His initiative “1% of nothing” lets start-ups engage with 1% of their equity. It is called “1% of nothing” where nothing is equity of a startup that us not (yet) worth anything
Great conversations
I had some great conversations with Sam Ramji and Anant Jhingran from Apigee. I have invited them to do a brown-bag session for all staff, next time Sam is over in Europe. This setting is btw possible for any company that has something innovative to offer that falls within our strategic objectives.
I also had some in-depth chats with digital identity folks Ian Glazer (Gartner Research), John Fontana (Ping Identity), and Drummond Reed (Connect.me). The day after, I was already invited to the Cloud Identity Summit in July 2012 to talk about our Digital Asset Grid (DAG).

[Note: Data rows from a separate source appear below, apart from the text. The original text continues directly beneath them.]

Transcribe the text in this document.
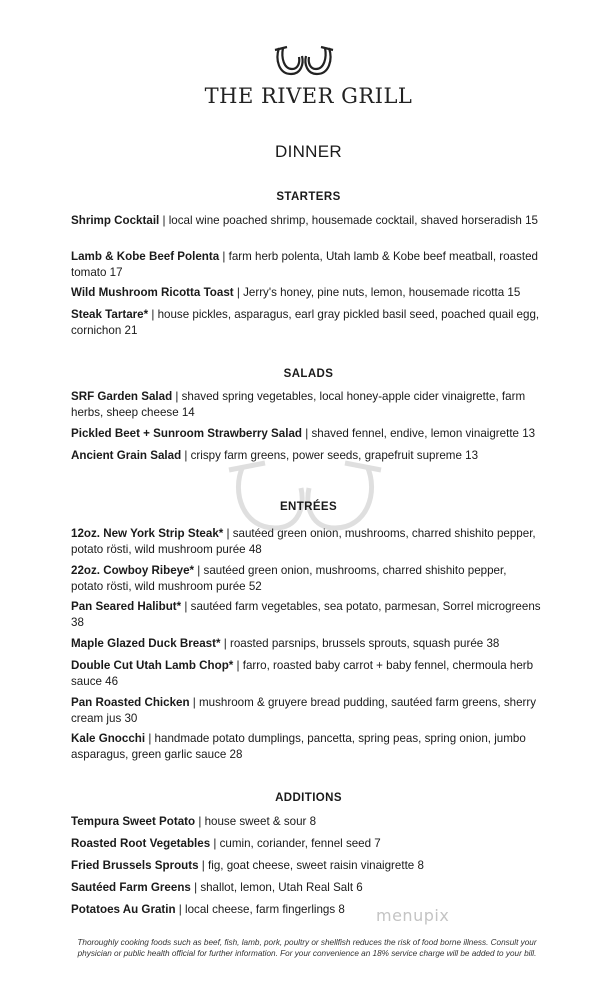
THE RIVER GRILL
DINNER
STARTERS
Shrimp Cocktail | local wine poached shrimp, housemade cocktail, shaved horseradish 15
Lamb & Kobe Beef Polenta | farm herb polenta, Utah lamb & Kobe beef meatball, roasted tomato 17
Wild Mushroom Ricotta Toast | Jerry's honey, pine nuts, lemon, housemade ricotta 15
Steak Tartare* | house pickles, asparagus, earl gray pickled basil seed, poached quail egg, cornichon 21
SALADS
SRF Garden Salad | shaved spring vegetables, local honey-apple cider vinaigrette, farm herbs, sheep cheese 14
Pickled Beet + Sunroom Strawberry Salad | shaved fennel, endive, lemon vinaigrette 13
Ancient Grain Salad | crispy farm greens, power seeds, grapefruit supreme 13
ENTRÉES
12oz. New York Strip Steak* | sautéed green onion, mushrooms, charred shishito pepper, potato rösti, wild mushroom purée 48
22oz. Cowboy Ribeye* | sautéed green onion, mushrooms, charred shishito pepper, potato rösti, wild mushroom purée 52
Pan Seared Halibut* | sautéed farm vegetables, sea potato, parmesan, Sorrel microgreens 38
Maple Glazed Duck Breast* | roasted parsnips, brussels sprouts, squash purée 38
Double Cut Utah Lamb Chop* | farro, roasted baby carrot + baby fennel, chermoula herb sauce 46
Pan Roasted Chicken | mushroom & gruyere bread pudding, sautéed farm greens, sherry cream jus 30
Kale Gnocchi | handmade potato dumplings, pancetta, spring peas, spring onion, jumbo asparagus, green garlic sauce 28
ADDITIONS
Tempura Sweet Potato | house sweet & sour 8
Roasted Root Vegetables | cumin, coriander, fennel seed 7
Fried Brussels Sprouts | fig, goat cheese, sweet raisin vinaigrette 8
Sautéed Farm Greens | shallot, lemon, Utah Real Salt 6
Potatoes Au Gratin | local cheese, farm fingerlings 8	menupix
Thoroughly cooking foods such as beef, fish, lamb, pork, poultry or shellfish reduces the risk of food borne illness. Consult your physician or public health official for further information. For your convenience an 18% service charge will be added to your bill.
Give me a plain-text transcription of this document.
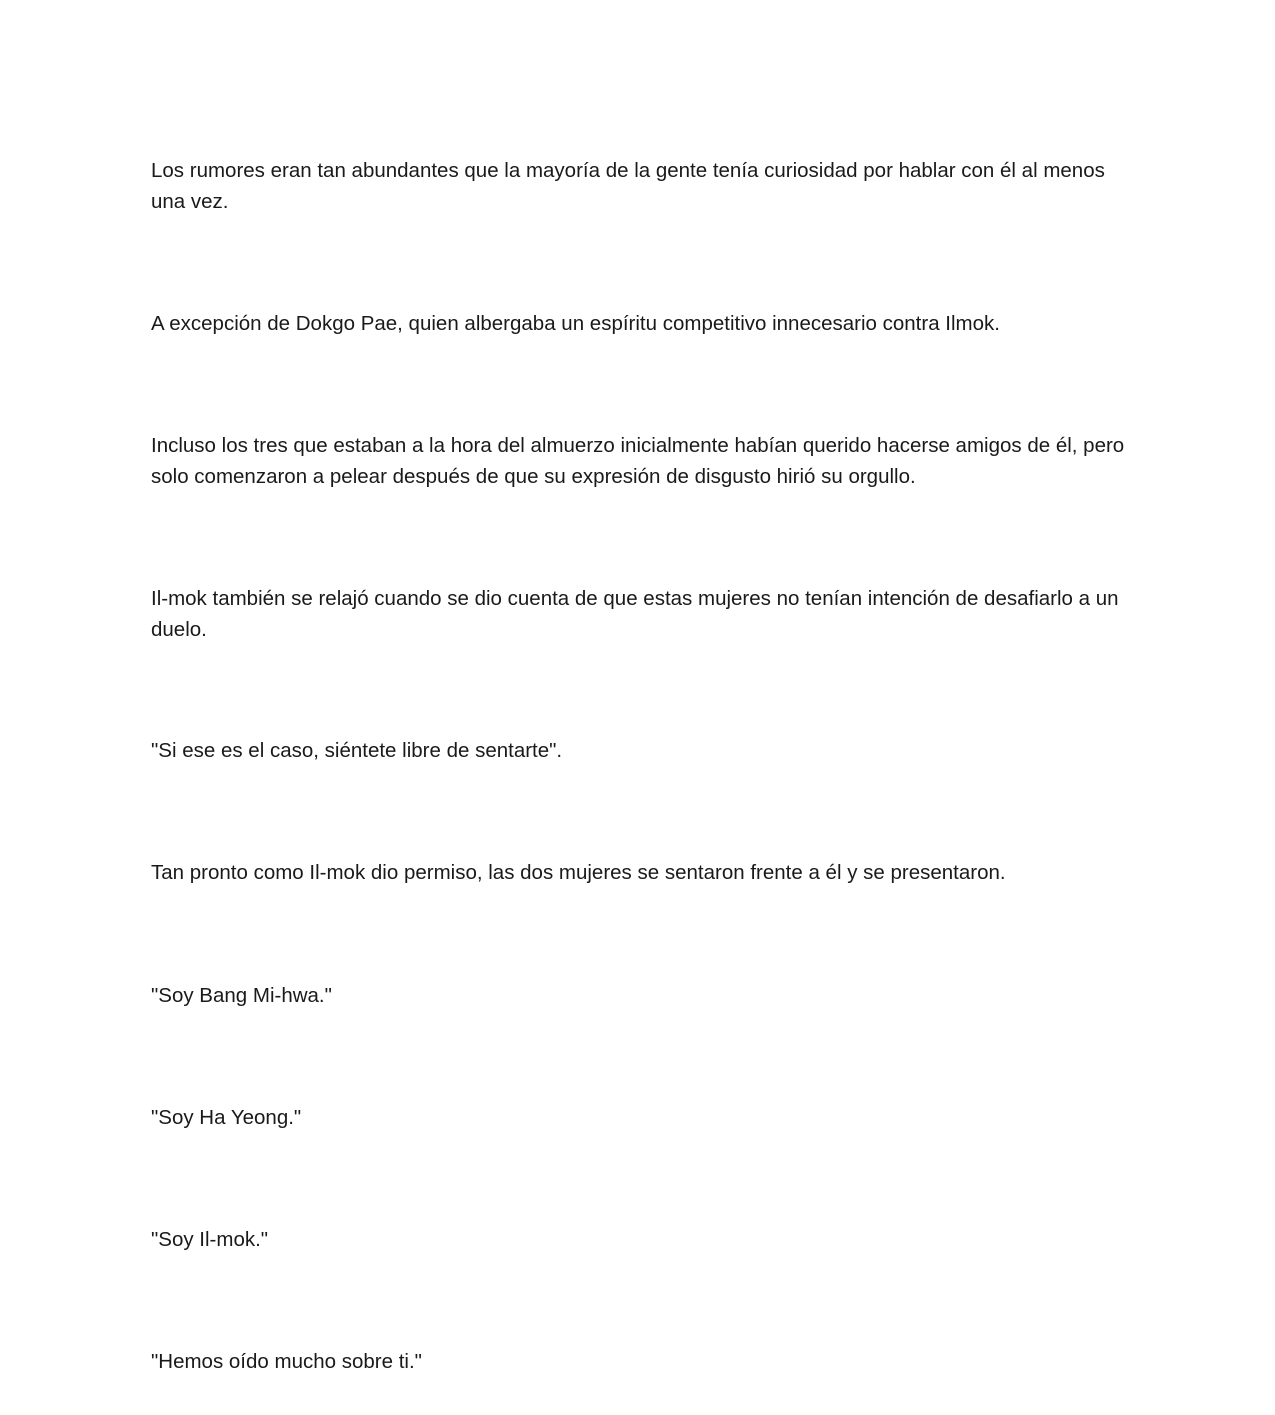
Los rumores eran tan abundantes que la mayoría de la gente tenía curiosidad por hablar con él al menos una vez.

A excepción de Dokgo Pae, quien albergaba un espíritu competitivo innecesario contra Ilmok.

Incluso los tres que estaban a la hora del almuerzo inicialmente habían querido hacerse amigos de él, pero solo comenzaron a pelear después de que su expresión de disgusto hirió su orgullo.

Il-mok también se relajó cuando se dio cuenta de que estas mujeres no tenían intención de desafiarlo a un duelo.

"Si ese es el caso, siéntete libre de sentarte".

Tan pronto como Il-mok dio permiso, las dos mujeres se sentaron frente a él y se presentaron.

"Soy Bang Mi-hwa."

"Soy Ha Yeong."

"Soy Il-mok."

"Hemos oído mucho sobre ti."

And it is always fun to brainstorm with Laura Merling and Mike Maney from Alcatel Lucent. We believe there is some fertile ground to join forces, and to do something around a crazy idea of “Rebels United”. More about that for sure in one of my subsequent posts
Big Data
Last but not least, almost all talks had “big data” in them somewhere. It became almost annoying at some moment in time, especially when there was a presentation specifically trying to prove that this was the latest buzzword, and becoming as generic and meaningless as “social media”.
Pitch Alert
On a very few occasions, there was “pitch alert”. And one of the sessions on policy really could not inspire me. The last talk was – at least in my appreciation – a bit “thin” in content (speaker was ok), and I would have preferred to end on a real high, like the conference started.
Post conference, I had some great chats with Eric Norlin. Maybe I’ll get a chance myself as a Defrag speaker next year: I am working on a brand new prez on “the soul of innovation” based on the attributes of DJ’s, Painters, Pirates and Corporate Rebels”. It’s work in progress, and I am experimenting with sound, video and image landscapes as part of that presentation. Would be nice having a European flavor into the Defrag conference 😉
Two days after the conference, I saw a tweet from Eric Norlin: “had a break-thru moment last night about how to improve the defrag agenda/structure in a discussion w/ kim. can’t wait for 2012.”
Same here. Can’t wait for 2012. Already note down the dates for next year’s edition: 14-15 November 2012. If you go, you will not be disappointed. See you there!